Bridging the gap between Big Genome Data Analysis and Database Management Systems
MetadataShow full item record
The bioinformatics field has encountered a data deluge over the last years, due to increasing speed and decreasing cost of DNA sequencing technology. Today, sequencing the DNA of a single genome only takes about a week, and it can result in up to a terabyte of data. The sequencing data are usually stored in files, and specialized tools have been designed to analyze and manage them. Despite of these tools, bioinformaticians are still exposed to many data management hurdles when analyzing these files, which often leads to excessively time consuming tasks. In this thesis, we accurately map the needs of bioinformaticians by defining a set of use cases that reflect the everyday analysis that is applied on genetic data.

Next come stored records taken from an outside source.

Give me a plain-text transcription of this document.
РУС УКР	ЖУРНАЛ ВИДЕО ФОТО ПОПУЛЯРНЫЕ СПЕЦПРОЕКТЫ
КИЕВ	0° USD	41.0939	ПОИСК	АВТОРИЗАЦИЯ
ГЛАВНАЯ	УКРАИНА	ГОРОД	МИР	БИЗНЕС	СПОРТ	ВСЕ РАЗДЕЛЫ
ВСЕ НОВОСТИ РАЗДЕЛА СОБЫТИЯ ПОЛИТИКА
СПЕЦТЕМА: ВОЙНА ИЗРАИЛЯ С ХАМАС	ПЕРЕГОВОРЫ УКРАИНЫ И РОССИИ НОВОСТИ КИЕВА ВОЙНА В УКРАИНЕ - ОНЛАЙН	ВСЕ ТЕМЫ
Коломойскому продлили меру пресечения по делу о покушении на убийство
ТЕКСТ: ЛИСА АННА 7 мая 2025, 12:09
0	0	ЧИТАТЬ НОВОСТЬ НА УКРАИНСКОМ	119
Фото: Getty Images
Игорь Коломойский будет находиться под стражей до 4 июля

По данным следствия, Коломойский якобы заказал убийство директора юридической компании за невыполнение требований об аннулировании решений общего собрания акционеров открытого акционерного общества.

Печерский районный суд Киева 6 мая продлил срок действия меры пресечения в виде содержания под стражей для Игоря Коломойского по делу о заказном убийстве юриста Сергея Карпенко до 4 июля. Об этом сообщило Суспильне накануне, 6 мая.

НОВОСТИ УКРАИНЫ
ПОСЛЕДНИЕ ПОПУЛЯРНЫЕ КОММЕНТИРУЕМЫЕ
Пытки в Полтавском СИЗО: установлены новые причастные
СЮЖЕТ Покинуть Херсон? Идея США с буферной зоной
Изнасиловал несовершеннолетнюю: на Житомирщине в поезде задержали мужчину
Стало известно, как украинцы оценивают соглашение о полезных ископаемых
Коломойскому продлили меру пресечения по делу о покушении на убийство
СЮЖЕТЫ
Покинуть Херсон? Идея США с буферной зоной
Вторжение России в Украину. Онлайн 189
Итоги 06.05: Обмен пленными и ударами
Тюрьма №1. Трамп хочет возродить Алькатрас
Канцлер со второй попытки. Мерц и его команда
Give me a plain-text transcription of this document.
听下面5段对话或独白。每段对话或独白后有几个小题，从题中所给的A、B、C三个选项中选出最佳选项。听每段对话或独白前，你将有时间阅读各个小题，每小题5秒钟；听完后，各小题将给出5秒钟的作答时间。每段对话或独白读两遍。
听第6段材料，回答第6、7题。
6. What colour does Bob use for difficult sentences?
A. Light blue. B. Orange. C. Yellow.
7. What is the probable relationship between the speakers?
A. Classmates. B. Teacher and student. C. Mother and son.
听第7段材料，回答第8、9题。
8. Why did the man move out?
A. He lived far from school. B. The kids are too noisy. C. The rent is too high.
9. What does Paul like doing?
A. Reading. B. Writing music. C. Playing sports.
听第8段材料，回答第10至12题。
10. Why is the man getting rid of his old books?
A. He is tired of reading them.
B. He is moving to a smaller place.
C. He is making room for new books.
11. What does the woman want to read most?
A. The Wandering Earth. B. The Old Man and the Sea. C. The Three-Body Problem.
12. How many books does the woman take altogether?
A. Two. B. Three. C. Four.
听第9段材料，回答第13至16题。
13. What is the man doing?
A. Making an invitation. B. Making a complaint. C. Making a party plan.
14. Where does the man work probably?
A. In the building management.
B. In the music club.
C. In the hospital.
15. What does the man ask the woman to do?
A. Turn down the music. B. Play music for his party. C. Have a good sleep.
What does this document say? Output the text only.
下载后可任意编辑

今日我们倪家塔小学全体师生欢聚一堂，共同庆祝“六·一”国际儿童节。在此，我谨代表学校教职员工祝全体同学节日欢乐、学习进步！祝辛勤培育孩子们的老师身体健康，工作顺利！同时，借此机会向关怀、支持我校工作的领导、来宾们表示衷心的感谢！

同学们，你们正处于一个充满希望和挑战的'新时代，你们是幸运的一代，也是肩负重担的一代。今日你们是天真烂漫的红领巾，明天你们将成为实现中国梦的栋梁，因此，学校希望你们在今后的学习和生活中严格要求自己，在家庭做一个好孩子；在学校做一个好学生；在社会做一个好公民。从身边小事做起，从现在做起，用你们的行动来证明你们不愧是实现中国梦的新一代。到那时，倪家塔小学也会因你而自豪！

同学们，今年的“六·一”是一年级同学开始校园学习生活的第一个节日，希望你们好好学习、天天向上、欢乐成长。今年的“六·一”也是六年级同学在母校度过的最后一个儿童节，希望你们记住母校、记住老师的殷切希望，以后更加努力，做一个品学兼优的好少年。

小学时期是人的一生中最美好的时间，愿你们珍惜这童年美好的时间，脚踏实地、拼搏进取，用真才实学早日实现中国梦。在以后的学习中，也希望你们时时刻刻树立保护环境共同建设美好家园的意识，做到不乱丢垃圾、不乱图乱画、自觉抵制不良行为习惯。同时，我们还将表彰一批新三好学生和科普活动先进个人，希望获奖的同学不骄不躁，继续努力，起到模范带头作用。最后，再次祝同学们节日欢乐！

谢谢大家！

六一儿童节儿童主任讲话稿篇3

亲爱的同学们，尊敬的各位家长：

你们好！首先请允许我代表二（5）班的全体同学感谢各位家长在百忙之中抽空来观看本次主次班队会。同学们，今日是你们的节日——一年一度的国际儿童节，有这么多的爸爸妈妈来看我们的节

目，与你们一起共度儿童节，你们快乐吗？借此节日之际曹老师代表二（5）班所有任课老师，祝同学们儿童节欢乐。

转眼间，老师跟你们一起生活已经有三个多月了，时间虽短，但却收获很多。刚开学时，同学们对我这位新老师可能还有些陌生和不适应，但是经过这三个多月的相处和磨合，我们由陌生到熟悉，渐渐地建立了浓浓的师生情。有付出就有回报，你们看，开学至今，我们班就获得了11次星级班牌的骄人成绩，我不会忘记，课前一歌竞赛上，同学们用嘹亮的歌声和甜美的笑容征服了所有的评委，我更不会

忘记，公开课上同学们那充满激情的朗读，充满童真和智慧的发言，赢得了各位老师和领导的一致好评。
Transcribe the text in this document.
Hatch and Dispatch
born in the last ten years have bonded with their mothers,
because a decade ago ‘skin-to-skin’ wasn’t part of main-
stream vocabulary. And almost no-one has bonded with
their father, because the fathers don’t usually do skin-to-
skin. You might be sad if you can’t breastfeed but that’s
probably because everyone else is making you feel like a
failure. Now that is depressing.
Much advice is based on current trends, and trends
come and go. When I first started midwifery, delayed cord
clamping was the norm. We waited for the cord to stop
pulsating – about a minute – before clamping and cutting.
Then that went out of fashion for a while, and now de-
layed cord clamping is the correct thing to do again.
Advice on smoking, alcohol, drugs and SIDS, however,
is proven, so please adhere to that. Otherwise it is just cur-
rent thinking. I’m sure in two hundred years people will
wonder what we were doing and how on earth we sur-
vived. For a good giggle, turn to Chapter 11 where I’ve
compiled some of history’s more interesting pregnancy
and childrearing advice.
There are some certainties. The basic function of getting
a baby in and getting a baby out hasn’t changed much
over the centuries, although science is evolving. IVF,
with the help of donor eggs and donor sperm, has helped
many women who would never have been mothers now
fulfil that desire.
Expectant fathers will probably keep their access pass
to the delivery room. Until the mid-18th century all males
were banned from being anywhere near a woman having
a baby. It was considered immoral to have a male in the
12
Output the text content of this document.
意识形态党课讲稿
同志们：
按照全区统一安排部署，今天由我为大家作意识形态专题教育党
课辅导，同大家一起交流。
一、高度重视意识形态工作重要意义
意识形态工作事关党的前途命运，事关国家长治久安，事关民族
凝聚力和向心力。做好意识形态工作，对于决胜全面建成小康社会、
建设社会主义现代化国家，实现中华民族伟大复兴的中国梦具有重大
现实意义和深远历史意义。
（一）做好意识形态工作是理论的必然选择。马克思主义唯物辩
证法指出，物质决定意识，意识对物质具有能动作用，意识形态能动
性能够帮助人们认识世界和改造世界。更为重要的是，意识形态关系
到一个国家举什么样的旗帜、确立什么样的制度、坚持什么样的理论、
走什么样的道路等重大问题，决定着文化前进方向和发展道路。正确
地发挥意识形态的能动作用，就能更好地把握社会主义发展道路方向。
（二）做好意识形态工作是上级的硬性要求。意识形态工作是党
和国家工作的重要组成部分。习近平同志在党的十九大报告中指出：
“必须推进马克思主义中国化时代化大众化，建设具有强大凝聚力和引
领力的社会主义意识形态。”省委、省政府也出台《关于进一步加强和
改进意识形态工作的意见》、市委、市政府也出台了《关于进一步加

We propose a modern-DBMS based approach, to analyze and manage genetic data file repositories. We identify the pros and cons of this method compared to the traditional file-based approach. Additionally, we experimented with a novel in-situ approach, where the DBMS applies Just-In-Time ETL (Extract-Transform-Load) on the original files instead of loading all data from these files up front. A major advantage of this approach is that it greatly reduces the data-to-query time, since not all data are loaded in the DBMS during initialization. Other advantages include the decrease in storage requirements and the reduced data duplication. With this project, we have taken the first step towards the adaptation of the state-of-the-art database technology to accelerate genetic data analytics. The preliminary results presented in this thesis are highly promising and they open up a plethora of new research opportunities.